Mahmoud DarwishTwo years ago this August the great poet and freedom fighter Mahmoud Darwish died. I had heard of Darwish, but it was watching his funeral and the days surrounding his death live on Al Jazeera as well as the reaction from the best of the solidarity movement that I was grabbed by the voice and saddened and angry that my Western ears had never heard his words before. Watching the Palestinians bury Darwish and the obvious, genuine, heart-broken grief expressed by the multitude at his funeral belied the whole Western and Zionist narrative on Palestine. What other people would bury a poet as a national leader? In Darwish the Palestinian people may have had their most effective, particularly universal, voice, but it was that particular universality of the Palestinian experience that Darwish expressed. No wonder the flowing tears in Palestine at his death. Darwish was a Palestinian and an activist; one who lived the long Palestinian reality of war and exile and betrayal and solidarity and resilience. His words spoke of the Palestinian plight (though certainly not only this), but in doing so he spoke of a world of Palestinians, a world of dispossessed and despised, the homeless and the human.

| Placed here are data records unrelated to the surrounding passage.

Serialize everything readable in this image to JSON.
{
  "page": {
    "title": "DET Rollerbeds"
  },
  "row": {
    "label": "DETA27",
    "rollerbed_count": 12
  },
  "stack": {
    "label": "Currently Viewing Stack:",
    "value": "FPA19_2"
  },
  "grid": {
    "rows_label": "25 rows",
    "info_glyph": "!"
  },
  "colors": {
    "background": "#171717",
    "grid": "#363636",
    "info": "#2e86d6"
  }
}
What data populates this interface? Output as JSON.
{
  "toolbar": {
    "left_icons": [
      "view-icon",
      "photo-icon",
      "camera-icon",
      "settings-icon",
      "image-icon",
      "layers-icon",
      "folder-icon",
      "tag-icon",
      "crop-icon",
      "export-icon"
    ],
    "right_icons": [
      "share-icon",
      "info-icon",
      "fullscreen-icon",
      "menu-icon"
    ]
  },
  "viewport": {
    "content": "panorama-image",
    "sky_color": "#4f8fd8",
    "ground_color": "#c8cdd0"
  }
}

Now, every new encounter with his words leaves me wanting more and am wondering if readers might point me to definitive translations and/or particularly good volumes available in English, though I have been tempted to learn Arabic for the sole purpose of understanding Darwish as he reads aloud his poems with his melodic, almost mesmerizing (in the best possible sense of the term) cadence. I find myself listening to him speak, especially in front of large, enraptured audiences (what crowds, what respect for this poet!), though I can’t make out at all the words he says. The conveyance of those words with certain eloquence and an elegant rage requires no wordly translation, it simply exudes life and is impossible to retreat in the face of it. Even in a language I don’t understand, the sound of Darwish’s voice demands that I listen, and I can say that I have felt, at least, that I might have understood.

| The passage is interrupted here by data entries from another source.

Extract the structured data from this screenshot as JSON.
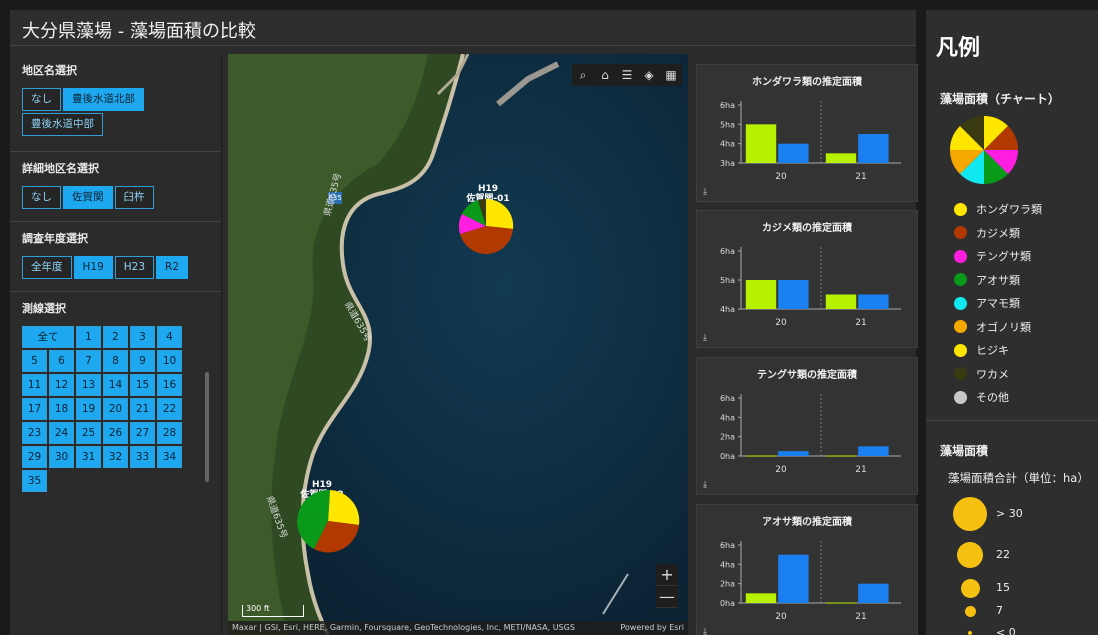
{
  "title": "大分県藻場 - 藻場面積の比較",
  "filters": {
    "area": {
      "label": "地区名選択",
      "options": [
        "なし",
        "豊後水道北部",
        "豊後水道中部"
      ],
      "selected": [
        1
      ]
    },
    "subarea": {
      "label": "詳細地区名選択",
      "options": [
        "なし",
        "佐賀関",
        "臼杵"
      ],
      "selected": [
        1
      ]
    },
    "year": {
      "label": "調査年度選択",
      "options": [
        "全年度",
        "H19",
        "H23",
        "R2"
      ],
      "selected": [
        1,
        3
      ]
    },
    "line": {
      "label": "測線選択",
      "all_label": "全て",
      "numbers": [
        "1",
        "2",
        "3",
        "4",
        "5",
        "6",
        "7",
        "8",
        "9",
        "10",
        "11",
        "12",
        "13",
        "14",
        "15",
        "16",
        "17",
        "18",
        "19",
        "20",
        "21",
        "22",
        "23",
        "24",
        "25",
        "26",
        "27",
        "28",
        "29",
        "30",
        "31",
        "32",
        "33",
        "34",
        "35"
      ]
    }
  },
  "map": {
    "attribution": "Maxar | GSI, Esri, HERE, Garmin, Foursquare, GeoTechnologies, Inc, METI/NASA, USGS",
    "powered_by": "Powered by Esri",
    "scale_label": "300 ft",
    "road_label": "県道635号",
    "route_label": "635",
    "markers": [
      {
        "label_year": "H19",
        "label_name": "佐賀関-01"
      },
      {
        "label_year": "H19",
        "label_name": "佐賀関-02"
      }
    ],
    "zoom_in": "+",
    "zoom_out": "—"
  },
  "chart_data": [
    {
      "type": "bar",
      "title": "ホンダワラ類の推定面積",
      "categories": [
        "20",
        "21"
      ],
      "yticks": [
        "3ha",
        "4ha",
        "5ha",
        "6ha"
      ],
      "ylim": [
        3,
        6
      ],
      "series": [
        {
          "values": [
            5.0,
            3.5
          ],
          "color": "#b7f000"
        },
        {
          "values": [
            4.0,
            4.5
          ],
          "color": "#1a7ff0"
        }
      ]
    },
    {
      "type": "bar",
      "title": "カジメ類の推定面積",
      "categories": [
        "20",
        "21"
      ],
      "yticks": [
        "4ha",
        "5ha",
        "6ha"
      ],
      "ylim": [
        4,
        6
      ],
      "series": [
        {
          "values": [
            5.0,
            4.5
          ],
          "color": "#b7f000"
        },
        {
          "values": [
            5.0,
            4.5
          ],
          "color": "#1a7ff0"
        }
      ]
    },
    {
      "type": "bar",
      "title": "テングサ類の推定面積",
      "categories": [
        "20",
        "21"
      ],
      "yticks": [
        "0ha",
        "2ha",
        "4ha",
        "6ha"
      ],
      "ylim": [
        0,
        6
      ],
      "series": [
        {
          "values": [
            0.05,
            0.05
          ],
          "color": "#b7f000"
        },
        {
          "values": [
            0.5,
            1.0
          ],
          "color": "#1a7ff0"
        }
      ]
    },
    {
      "type": "bar",
      "title": "アオサ類の推定面積",
      "categories": [
        "20",
        "21"
      ],
      "yticks": [
        "0ha",
        "2ha",
        "4ha",
        "6ha"
      ],
      "ylim": [
        0,
        6
      ],
      "series": [
        {
          "values": [
            1.0,
            0.05
          ],
          "color": "#b7f000"
        },
        {
          "values": [
            5.0,
            2.0
          ],
          "color": "#1a7ff0"
        }
      ]
    }
  ],
  "legend": {
    "title": "凡例",
    "pie_heading": "藻場面積（チャート）",
    "items": [
      {
        "label": "ホンダワラ類",
        "color": "#ffe600"
      },
      {
        "label": "カジメ類",
        "color": "#b23a00"
      },
      {
        "label": "テングサ類",
        "color": "#ff1ee0"
      },
      {
        "label": "アオサ類",
        "color": "#0a9a1a"
      },
      {
        "label": "アマモ類",
        "color": "#10e8f0"
      },
      {
        "label": "オゴノリ類",
        "color": "#f5a800"
      },
      {
        "label": "ヒジキ",
        "color": "#ffe600"
      },
      {
        "label": "ワカメ",
        "color": "#3a3a10"
      },
      {
        "label": "その他",
        "color": "#c8c8c8"
      }
    ],
    "size_heading": "藻場面積",
    "size_sub": "藻場面積合計（単位：ha）",
    "sizes": [
      {
        "label": "> 30",
        "d": 34
      },
      {
        "label": "22",
        "d": 26
      },
      {
        "label": "15",
        "d": 19
      },
      {
        "label": "7",
        "d": 11
      },
      {
        "label": "< 0",
        "d": 4
      }
    ]
  }
}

With the passing of Darwish, humanity lost one of its finest, most intimate voices. His words and his life are the verification that we humans might have a say in our own human nature, despite the inhuman and unnatural treatment meted out to humanity and the natural world by the ‘fallen angels of our nature’. Long may we hear it, in a thousand languages, read aloud in a million places or silently at home or in prison or both.